Le présent amendement a pour objet de prévoir des garanties procédurales particulières pour les demandeurs d’asile identifiés comme vulnérables en maintenant l’examen de leur demande de recours par une formation collégiale de la Cour nationale d’asile.
Comme le rappelle le Défenseur des droits dans son étude de recherche publiée en 2020, la difficulté à laquelle se trouve confronté les demandeurs d’asile LGBT+ est celui de la preuve de son identité de genre ou de son orientation sexuelle.C’est donc principalement autour du récit de vie que les autorités de l’asile, aussi bien à l’OFPRA qu’à la CNDA, se forgent leur intime conviction permettant d’octroyer ou de refuser la qualité de refugié au demandeur.
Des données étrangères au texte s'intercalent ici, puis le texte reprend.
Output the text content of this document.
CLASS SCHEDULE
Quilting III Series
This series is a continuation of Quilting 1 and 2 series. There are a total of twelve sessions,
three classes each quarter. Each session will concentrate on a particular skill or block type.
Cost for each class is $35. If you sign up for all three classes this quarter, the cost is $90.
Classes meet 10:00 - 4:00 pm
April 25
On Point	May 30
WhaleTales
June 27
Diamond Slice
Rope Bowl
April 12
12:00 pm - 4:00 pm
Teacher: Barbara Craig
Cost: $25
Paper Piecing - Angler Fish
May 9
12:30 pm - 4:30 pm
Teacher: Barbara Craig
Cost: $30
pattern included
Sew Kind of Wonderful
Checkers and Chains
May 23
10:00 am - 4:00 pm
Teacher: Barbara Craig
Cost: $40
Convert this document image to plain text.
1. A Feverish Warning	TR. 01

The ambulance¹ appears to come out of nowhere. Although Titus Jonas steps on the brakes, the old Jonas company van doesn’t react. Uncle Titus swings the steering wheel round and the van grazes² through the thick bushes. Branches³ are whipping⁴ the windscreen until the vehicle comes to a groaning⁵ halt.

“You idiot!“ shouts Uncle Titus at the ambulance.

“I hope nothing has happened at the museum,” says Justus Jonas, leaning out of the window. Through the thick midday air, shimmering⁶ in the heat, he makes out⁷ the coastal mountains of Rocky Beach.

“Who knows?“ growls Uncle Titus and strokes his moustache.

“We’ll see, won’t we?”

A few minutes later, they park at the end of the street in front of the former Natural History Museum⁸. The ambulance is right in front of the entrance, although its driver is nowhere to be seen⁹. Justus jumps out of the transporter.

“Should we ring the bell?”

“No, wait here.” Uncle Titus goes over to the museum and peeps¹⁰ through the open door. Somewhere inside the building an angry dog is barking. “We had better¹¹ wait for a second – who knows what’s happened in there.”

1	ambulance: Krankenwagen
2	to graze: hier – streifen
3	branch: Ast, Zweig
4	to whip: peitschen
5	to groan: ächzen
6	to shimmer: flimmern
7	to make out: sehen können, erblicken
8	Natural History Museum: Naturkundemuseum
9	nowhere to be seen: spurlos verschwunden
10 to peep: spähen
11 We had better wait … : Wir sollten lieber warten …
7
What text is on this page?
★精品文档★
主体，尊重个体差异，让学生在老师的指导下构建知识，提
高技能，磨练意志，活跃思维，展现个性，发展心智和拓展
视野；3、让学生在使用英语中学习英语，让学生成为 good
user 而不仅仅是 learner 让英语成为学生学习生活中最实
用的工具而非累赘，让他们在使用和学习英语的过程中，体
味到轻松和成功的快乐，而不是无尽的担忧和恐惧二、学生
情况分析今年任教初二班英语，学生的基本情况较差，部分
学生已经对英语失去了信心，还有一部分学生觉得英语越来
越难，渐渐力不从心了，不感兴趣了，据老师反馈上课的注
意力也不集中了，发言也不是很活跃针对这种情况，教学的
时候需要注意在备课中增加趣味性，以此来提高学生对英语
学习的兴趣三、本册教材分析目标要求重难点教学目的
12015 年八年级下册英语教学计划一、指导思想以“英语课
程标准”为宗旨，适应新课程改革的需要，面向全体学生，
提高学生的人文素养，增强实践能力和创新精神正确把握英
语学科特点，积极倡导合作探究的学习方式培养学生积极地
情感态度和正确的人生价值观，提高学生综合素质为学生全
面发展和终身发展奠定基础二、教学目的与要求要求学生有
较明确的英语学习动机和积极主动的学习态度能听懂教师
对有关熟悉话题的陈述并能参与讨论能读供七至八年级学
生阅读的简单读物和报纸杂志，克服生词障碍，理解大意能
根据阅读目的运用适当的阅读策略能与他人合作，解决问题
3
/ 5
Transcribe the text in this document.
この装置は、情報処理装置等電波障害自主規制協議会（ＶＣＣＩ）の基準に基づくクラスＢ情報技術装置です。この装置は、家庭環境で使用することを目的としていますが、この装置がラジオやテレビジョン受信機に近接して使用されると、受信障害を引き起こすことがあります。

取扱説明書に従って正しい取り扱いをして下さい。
Dans ce contexte, la collégialité des formations permet souvent dépasser les stéréotypes et les conceptions traditionnelles avec lesquelles s’évalue la preuve de l’intime de populations provenant de contextes culturels éloignés de ceux ayant cours en Occident et d’arriver à une décision plus objective.
Une telle disposition apparaît d'autant plus opportune que le rapport d'activité de la Cour relatif à l'année 2021 fait apparaître que les juges et rapporteurs n’ont suivi aucune formation sur les questions LGBTI+.Or, la formation constitue un levier important de lutte contre les préjugés.